Il s’avère que le projet d’E.On à Gardanne fait partie d’un nombre considérable de telles conversions «charbon-vers-biomasse» en Europe. Prenons l’exemple du Royaume-Uni (RU) où les centrales à charbon sont parmi les plus polluantes d’Europe. Selon un article de la «Global Forest Coalition»3, plusieurs centrales à charbon qui ne respectaient pas les exigences de la «Directive européenne sur les grandes installations de combustion»4 à cause de leurs fortes émissions de dioxyde de soufre (SO2) ont été ou seront converties à la biomasse. Les conversions déjà autorisées au RU auront besoin de plus de 50 millions de tonnes de bois par an, soit plus de cinq fois tout le bois produit annuellement par les forêts du pays5.

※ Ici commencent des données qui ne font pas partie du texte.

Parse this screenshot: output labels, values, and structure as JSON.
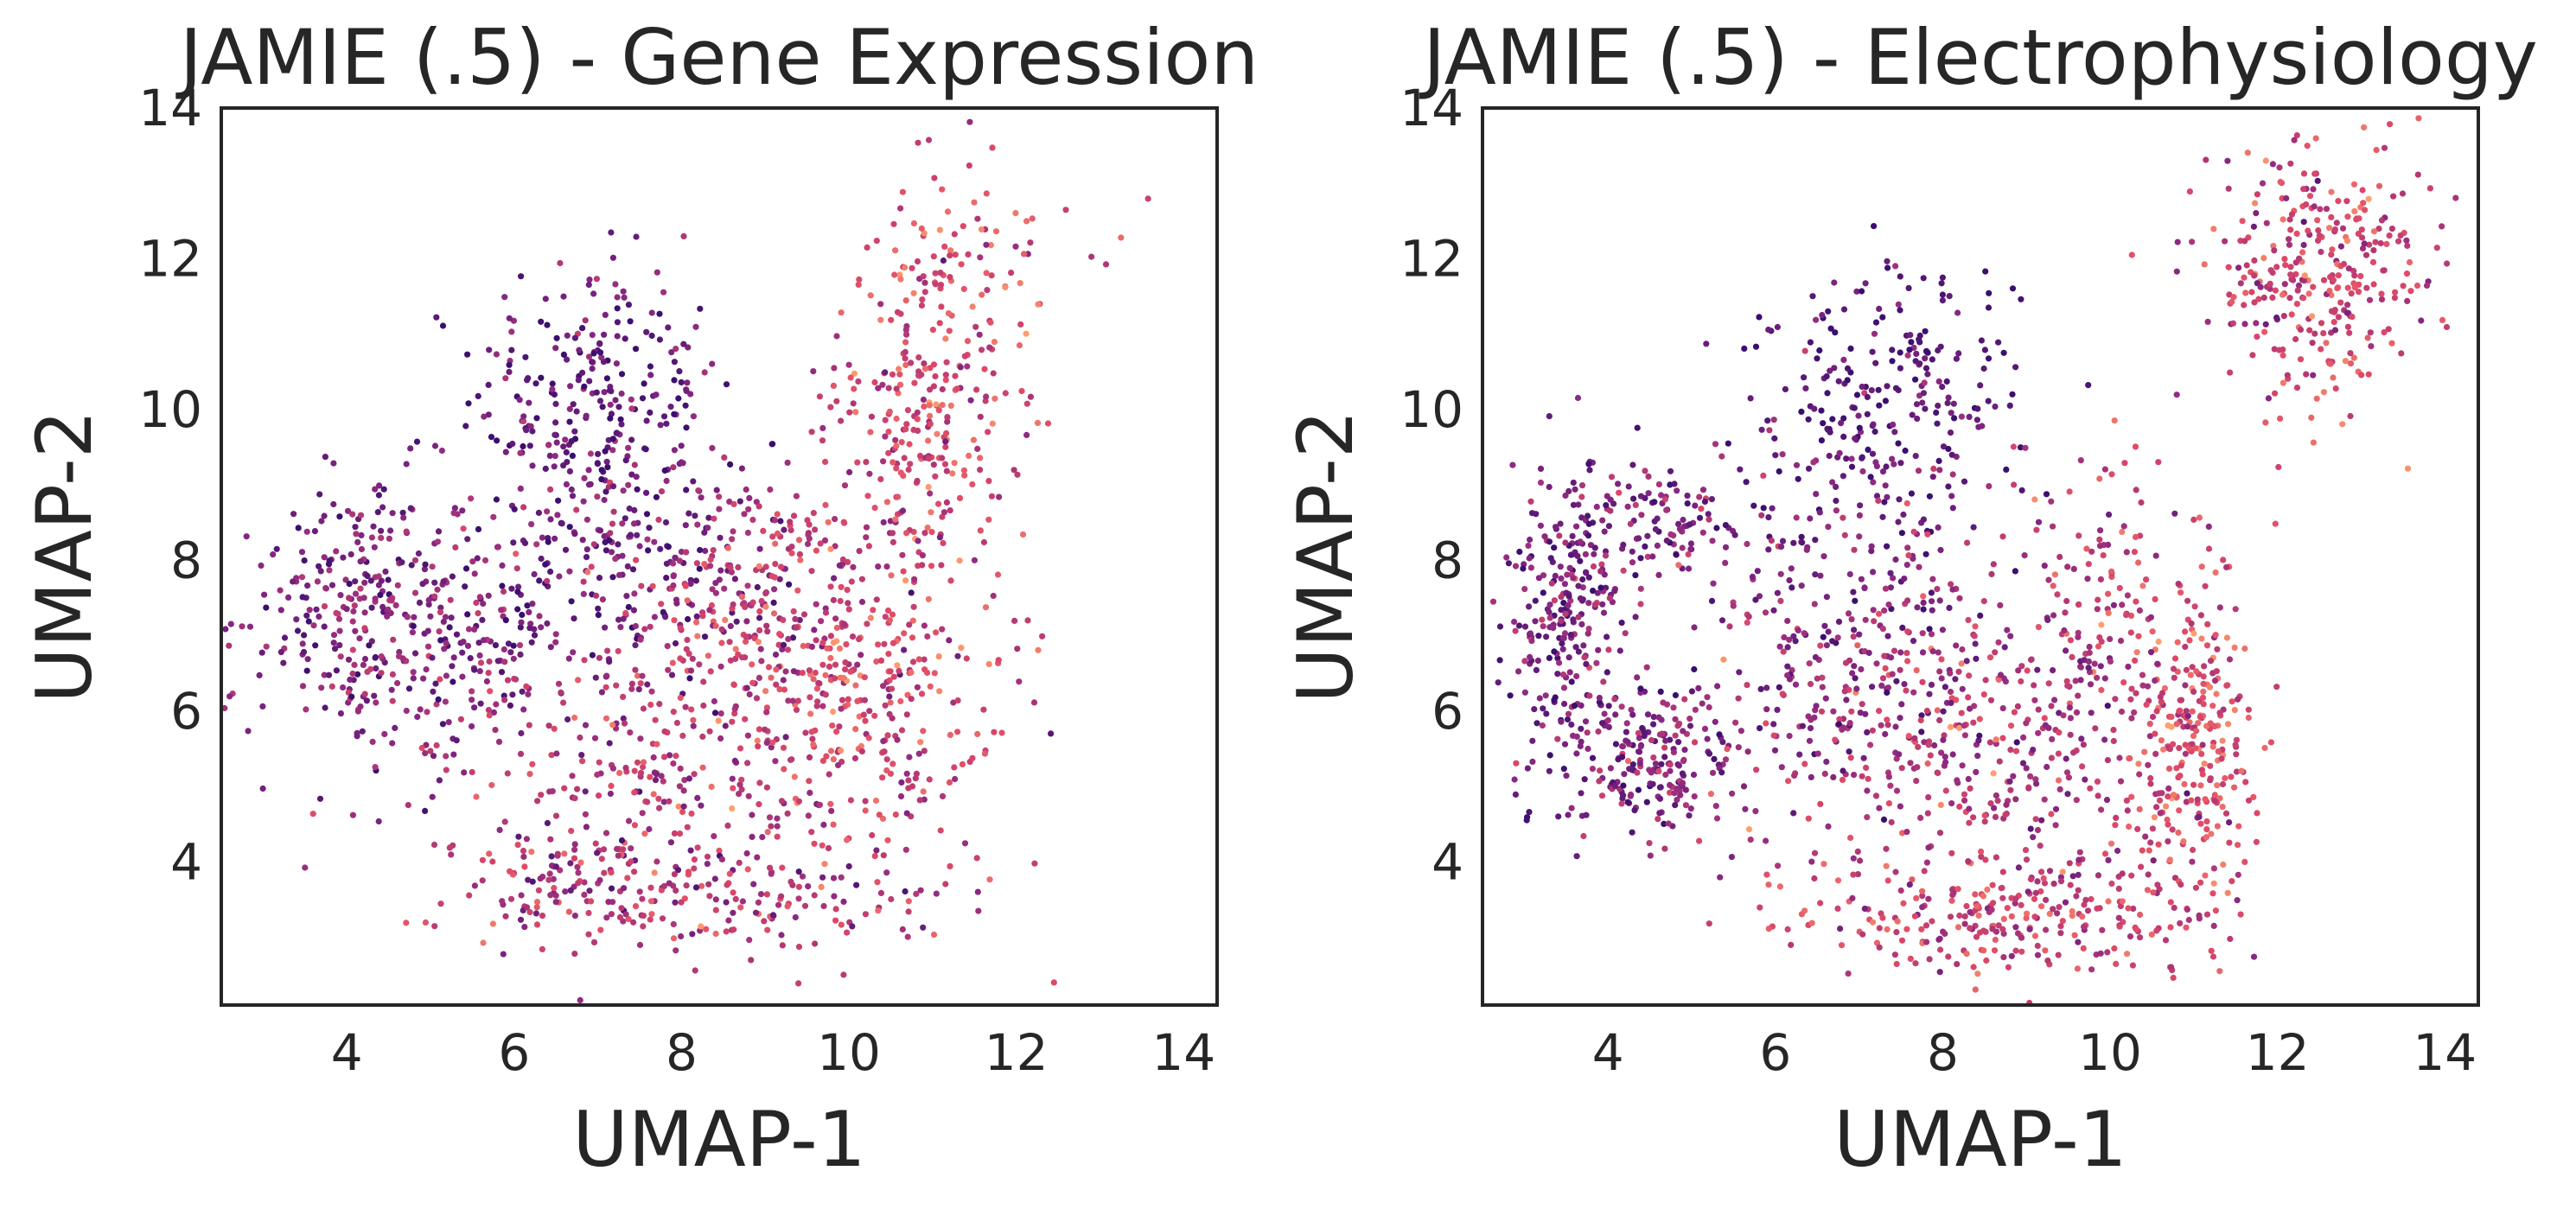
{
  "chart_data": [
    {
      "type": "scatter",
      "title": "JAMIE (.5) - Gene Expression",
      "xlabel": "UMAP-1",
      "ylabel": "UMAP-2",
      "xlim": [
        2.5,
        14.4
      ],
      "ylim": [
        2.1,
        14.0
      ],
      "xticks": [
        "4",
        "6",
        "8",
        "10",
        "12",
        "14"
      ],
      "yticks": [
        "4",
        "6",
        "8",
        "10",
        "12",
        "14"
      ],
      "grid": false,
      "colormap": "magma",
      "point_color_range": [
        "#3b0f70",
        "#8c2981",
        "#de4968",
        "#fe9f6d"
      ],
      "regions": [
        {
          "x": 7.0,
          "y": 10.2,
          "sx": 0.75,
          "sy": 0.9,
          "n": 240,
          "c": 0.18
        },
        {
          "x": 7.3,
          "y": 8.1,
          "sx": 0.9,
          "sy": 0.8,
          "n": 220,
          "c": 0.22
        },
        {
          "x": 4.2,
          "y": 7.3,
          "sx": 0.75,
          "sy": 1.0,
          "n": 280,
          "c": 0.3
        },
        {
          "x": 5.5,
          "y": 7.0,
          "sx": 0.7,
          "sy": 1.0,
          "n": 150,
          "c": 0.32
        },
        {
          "x": 10.8,
          "y": 9.9,
          "sx": 0.55,
          "sy": 1.0,
          "n": 240,
          "c": 0.6
        },
        {
          "x": 11.4,
          "y": 11.8,
          "sx": 0.5,
          "sy": 0.7,
          "n": 80,
          "c": 0.66
        },
        {
          "x": 9.0,
          "y": 7.5,
          "sx": 0.9,
          "sy": 0.8,
          "n": 230,
          "c": 0.5
        },
        {
          "x": 10.3,
          "y": 6.1,
          "sx": 0.9,
          "sy": 1.2,
          "n": 300,
          "c": 0.62
        },
        {
          "x": 7.7,
          "y": 5.1,
          "sx": 1.2,
          "sy": 1.0,
          "n": 280,
          "c": 0.48
        },
        {
          "x": 8.3,
          "y": 3.5,
          "sx": 1.4,
          "sy": 0.4,
          "n": 160,
          "c": 0.5
        },
        {
          "x": 6.6,
          "y": 3.6,
          "sx": 0.6,
          "sy": 0.5,
          "n": 70,
          "c": 0.55
        },
        {
          "x": 12.6,
          "y": 12.2,
          "sx": 0.6,
          "sy": 0.5,
          "n": 10,
          "c": 0.7
        }
      ]
    },
    {
      "type": "scatter",
      "title": "JAMIE (.5) - Electrophysiology",
      "xlabel": "UMAP-1",
      "ylabel": "UMAP-2",
      "xlim": [
        2.5,
        14.4
      ],
      "ylim": [
        2.1,
        14.0
      ],
      "xticks": [
        "4",
        "6",
        "8",
        "10",
        "12",
        "14"
      ],
      "yticks": [
        "4",
        "6",
        "8",
        "10",
        "12",
        "14"
      ],
      "grid": false,
      "colormap": "magma",
      "point_color_range": [
        "#3b0f70",
        "#8c2981",
        "#de4968",
        "#fe9f6d"
      ],
      "regions": [
        {
          "x": 7.3,
          "y": 10.0,
          "sx": 0.8,
          "sy": 0.9,
          "n": 260,
          "c": 0.15
        },
        {
          "x": 3.5,
          "y": 7.2,
          "sx": 0.35,
          "sy": 1.0,
          "n": 260,
          "c": 0.25
        },
        {
          "x": 4.6,
          "y": 5.4,
          "sx": 0.55,
          "sy": 0.45,
          "n": 220,
          "c": 0.3
        },
        {
          "x": 4.6,
          "y": 8.5,
          "sx": 0.5,
          "sy": 0.4,
          "n": 110,
          "c": 0.28
        },
        {
          "x": 12.5,
          "y": 11.8,
          "sx": 0.7,
          "sy": 0.8,
          "n": 320,
          "c": 0.6
        },
        {
          "x": 11.0,
          "y": 5.6,
          "sx": 0.35,
          "sy": 1.0,
          "n": 260,
          "c": 0.66
        },
        {
          "x": 8.8,
          "y": 3.3,
          "sx": 1.3,
          "sy": 0.4,
          "n": 280,
          "c": 0.58
        },
        {
          "x": 8.2,
          "y": 5.6,
          "sx": 1.3,
          "sy": 1.0,
          "n": 400,
          "c": 0.46
        },
        {
          "x": 6.8,
          "y": 7.3,
          "sx": 0.9,
          "sy": 0.9,
          "n": 200,
          "c": 0.3
        },
        {
          "x": 9.8,
          "y": 7.5,
          "sx": 0.7,
          "sy": 0.9,
          "n": 150,
          "c": 0.55
        }
      ]
    }
  ]
}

Les conversions «charbon-vers-biomasse» sont au cœur de la politique britannique sur les énergies renouvelables. Il est donc bien évident que les autorités britanniques et les industriels du secteur au RU comptent sur des importations massives de bois, en général sous la forme de pellets6. En résulte une véritable ruée vers l’or vert.
Nicolas Mainville, directeur de Greenpeace Québec, a écrit dans son blog: «J’étais de passage en Europe la semaine dernière, entre autres pour rencontrer des représentants et députés du Parlement européen. Objectif: tenter de faire changer les politiques énergétiques européennes qui encouragent (et même subventionnent) la combustion de bois pour remplacer le charbon dans les grandes centrales thermiques. Les forêts européennes ne pouvant suffire à la demande grandissante des géants énergétiques (GDF-Suez, RWE, DRAX, Vattenfal, E.ON, etc.), ces grands producteurs d’électricité ont de plus en plus recours au bois des forêts canadiennes et américaines. Utilisant initialement des sciures et des résidus industriels, les producteurs de granulés canadiens doivent maintenant se tourner vers la forêt pour suffire à la demande.»

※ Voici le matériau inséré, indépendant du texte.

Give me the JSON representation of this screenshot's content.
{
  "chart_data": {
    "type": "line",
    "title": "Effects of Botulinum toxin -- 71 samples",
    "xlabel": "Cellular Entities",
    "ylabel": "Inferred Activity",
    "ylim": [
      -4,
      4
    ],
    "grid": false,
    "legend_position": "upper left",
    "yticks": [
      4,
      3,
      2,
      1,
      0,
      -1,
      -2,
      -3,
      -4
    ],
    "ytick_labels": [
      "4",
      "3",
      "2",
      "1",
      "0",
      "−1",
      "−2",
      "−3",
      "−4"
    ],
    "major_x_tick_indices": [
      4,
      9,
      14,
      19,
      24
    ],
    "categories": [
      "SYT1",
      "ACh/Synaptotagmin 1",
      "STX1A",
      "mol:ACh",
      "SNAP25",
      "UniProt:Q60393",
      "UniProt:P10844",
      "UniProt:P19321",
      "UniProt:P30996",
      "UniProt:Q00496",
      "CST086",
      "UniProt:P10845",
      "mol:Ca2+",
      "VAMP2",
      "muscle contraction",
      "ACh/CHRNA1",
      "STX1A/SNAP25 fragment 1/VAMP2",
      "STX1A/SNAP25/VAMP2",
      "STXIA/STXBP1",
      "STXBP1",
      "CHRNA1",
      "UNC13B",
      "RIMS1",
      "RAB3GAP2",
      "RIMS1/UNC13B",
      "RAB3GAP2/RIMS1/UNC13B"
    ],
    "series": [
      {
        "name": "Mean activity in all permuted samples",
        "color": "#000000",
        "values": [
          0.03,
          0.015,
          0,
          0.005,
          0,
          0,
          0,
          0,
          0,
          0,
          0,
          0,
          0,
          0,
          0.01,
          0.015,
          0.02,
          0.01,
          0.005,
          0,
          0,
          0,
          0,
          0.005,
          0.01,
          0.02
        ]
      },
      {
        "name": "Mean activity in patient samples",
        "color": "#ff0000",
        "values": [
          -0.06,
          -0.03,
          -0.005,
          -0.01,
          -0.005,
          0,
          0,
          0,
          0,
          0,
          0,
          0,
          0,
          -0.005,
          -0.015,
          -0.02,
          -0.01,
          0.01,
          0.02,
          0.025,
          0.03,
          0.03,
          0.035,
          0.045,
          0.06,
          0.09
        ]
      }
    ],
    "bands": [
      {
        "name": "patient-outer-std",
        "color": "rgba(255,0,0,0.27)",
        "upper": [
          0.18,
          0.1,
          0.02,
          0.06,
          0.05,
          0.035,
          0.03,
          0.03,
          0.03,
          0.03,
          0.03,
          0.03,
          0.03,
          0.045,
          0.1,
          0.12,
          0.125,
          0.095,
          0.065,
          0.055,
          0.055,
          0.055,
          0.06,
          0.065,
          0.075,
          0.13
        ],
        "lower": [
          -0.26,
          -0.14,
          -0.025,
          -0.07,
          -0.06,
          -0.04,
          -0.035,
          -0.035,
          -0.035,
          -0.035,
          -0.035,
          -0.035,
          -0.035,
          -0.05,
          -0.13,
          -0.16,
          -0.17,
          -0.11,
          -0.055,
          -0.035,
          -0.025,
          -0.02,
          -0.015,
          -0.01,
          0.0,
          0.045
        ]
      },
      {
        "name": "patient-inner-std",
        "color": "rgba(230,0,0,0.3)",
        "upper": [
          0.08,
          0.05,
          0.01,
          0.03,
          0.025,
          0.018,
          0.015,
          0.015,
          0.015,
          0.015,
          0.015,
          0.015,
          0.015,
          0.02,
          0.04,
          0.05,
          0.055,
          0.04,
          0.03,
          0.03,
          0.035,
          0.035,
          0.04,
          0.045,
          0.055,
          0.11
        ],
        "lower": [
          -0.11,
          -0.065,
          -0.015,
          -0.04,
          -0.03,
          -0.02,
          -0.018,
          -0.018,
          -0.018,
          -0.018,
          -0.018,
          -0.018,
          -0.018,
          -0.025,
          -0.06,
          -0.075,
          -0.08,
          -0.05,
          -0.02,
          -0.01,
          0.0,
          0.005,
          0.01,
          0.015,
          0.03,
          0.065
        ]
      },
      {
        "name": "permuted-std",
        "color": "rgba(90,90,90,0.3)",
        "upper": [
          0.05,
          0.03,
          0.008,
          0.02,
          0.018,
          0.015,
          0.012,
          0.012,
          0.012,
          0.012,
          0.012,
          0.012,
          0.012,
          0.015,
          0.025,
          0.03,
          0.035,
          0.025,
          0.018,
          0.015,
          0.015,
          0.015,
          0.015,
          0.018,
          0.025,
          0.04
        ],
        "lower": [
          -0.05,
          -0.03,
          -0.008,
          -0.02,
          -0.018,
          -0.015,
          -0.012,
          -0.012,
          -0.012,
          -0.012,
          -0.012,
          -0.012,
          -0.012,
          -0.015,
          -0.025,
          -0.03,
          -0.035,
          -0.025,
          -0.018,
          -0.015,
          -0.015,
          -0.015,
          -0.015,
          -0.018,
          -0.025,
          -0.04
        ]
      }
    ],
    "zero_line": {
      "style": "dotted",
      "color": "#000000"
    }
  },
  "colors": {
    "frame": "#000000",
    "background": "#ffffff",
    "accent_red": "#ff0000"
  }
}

(…) A l’image de cette industrie qui se développe en catimini sans réel débat public, le Port de Québec a donné son aval à l’entreprise Arrimage Québec pour construire un terminal et permettre l’exportation de 75.000 tonnes de granulés par an à destination d’une immense centrale thermique de 4.000 MW appartenant à DRAX en Angleterre. Or l’opposition de la population locale est palpable et l’acceptabilité sociale de ce projet est loin d’être acquise, sachant que Drax brûlera plus de 7 millions de tonnes de bois par an dès l’an prochain. Les granulés qui passeront par le Port de Québec proviennent d’arbres de la forêt ontarienne abattus et broyés par Rentech Inc., une entreprise californienne en pleine expansion dans le monde de la bioénergie. En 2011, Rentech s’est vu attribuer par l’Ontario plus de 1,1 million de mètres cubes de bois par an en terre publique.»7
Selon un rapport de Greenpeace Canada, «les coupes à blanc, encore majoritairement utilisées et fortement agglomérées, détruisent jusqu’à 145.000 hectares de forêt boréale par bloc de coupe, ce qui équivaut à plus de 150.000 terrains de football»8
Ce pillage de la ressource est tel que 61 scientifiques américains ont écrit à la Commission européenne9 pour s’inquiéter de cette situation, estimant que les Etats du Sud des Etats-Unis vont exporter près de 6 millions de tonnes de bois en 2015. Ils demandent à l’Union européenne de «repenser sa politique qui alimente cette demande pour des pellets de bois comme source de combustible pour générer de l’électricité en Europe».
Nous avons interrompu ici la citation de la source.